Connect it to Datatable

<Datatable
  tableKey="customers"
  columns={columns}
  data={rows}
  getRowId={(row) => row.id}
  views={{
    adapter: datatableViewServerAdapter,
  }}
  toolbar={{
    views: true,
    filterButton: true,
    quickSearch: true,
    displayOptions: true,
  }}
/>

Keep saved views aligned with backend capabilities

Saved views should not keep requesting states the backend can no longer run.

When columns are removed or renamed:

  • migrate existing saved-view payloads if possible
  • reject stale filters or grouping clearly if not
  • keep supportedGroupingColumns aligned with the backend query builder

That matters even more when views store grouped expansion state.

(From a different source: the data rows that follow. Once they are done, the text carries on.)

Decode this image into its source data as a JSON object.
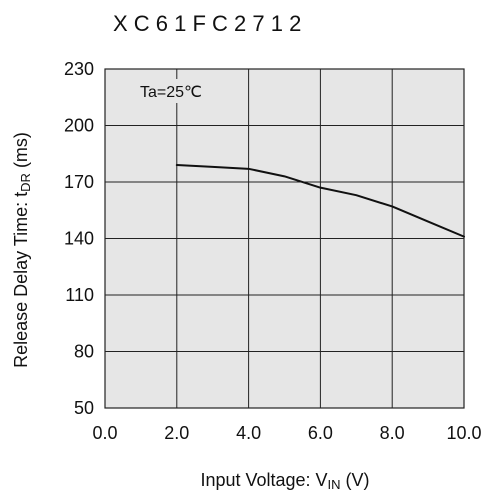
{
  "colors": {
    "background": "#ffffff",
    "plot_background": "#e6e6e6",
    "grid": "#222222",
    "line": "#111111",
    "text": "#111111"
  },
  "chart_data": {
    "type": "line",
    "title": "X C 6 1 F C 2 7 1 2",
    "annotation": "Ta=25℃",
    "xlabel": {
      "prefix": "Input Voltage: V",
      "subscript": "IN",
      "suffix": " (V)"
    },
    "ylabel": {
      "prefix": "Release Delay Time: t",
      "subscript": "DR",
      "suffix": " (ms)"
    },
    "xlim": [
      0,
      10
    ],
    "ylim": [
      50,
      230
    ],
    "xticks": [
      0,
      2,
      4,
      6,
      8,
      10
    ],
    "yticks": [
      50,
      80,
      110,
      140,
      170,
      200,
      230
    ],
    "xtick_labels": [
      "0.0",
      "2.0",
      "4.0",
      "6.0",
      "8.0",
      "10.0"
    ],
    "ytick_labels": [
      "50",
      "80",
      "110",
      "140",
      "170",
      "200",
      "230"
    ],
    "grid": true,
    "series": [
      {
        "x": [
          2,
          3,
          4,
          5,
          6,
          7,
          8,
          9,
          10
        ],
        "y": [
          179,
          178,
          177,
          173,
          167,
          163,
          157,
          149,
          141
        ]
      }
    ]
  }
}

Verify the saved views endpoint before you move on

Run one end-to-end view flow before you ship it:

  1. save a new named view
  2. reload and confirm it appears in the views UI
  3. load it and confirm filters, grouping, and presentation state replay correctly
  4. set it as a user or workspace default
  5. reload again and confirm default precedence works

Before you ship it, confirm that:

  • new writes use the direct saved-view state payload
  • private and shared views respect workspace scope
  • user-default and workspace-default actions clear older defaults in the same scope
  • the adapter replays saved state correctly after load
  • the UI only exposes sharing or default actions your adapter actually supports
  • stale view payloads fail clearly instead of producing partial behavior

For the persistence and saved-view contracts behind this guide, see TypeScript types.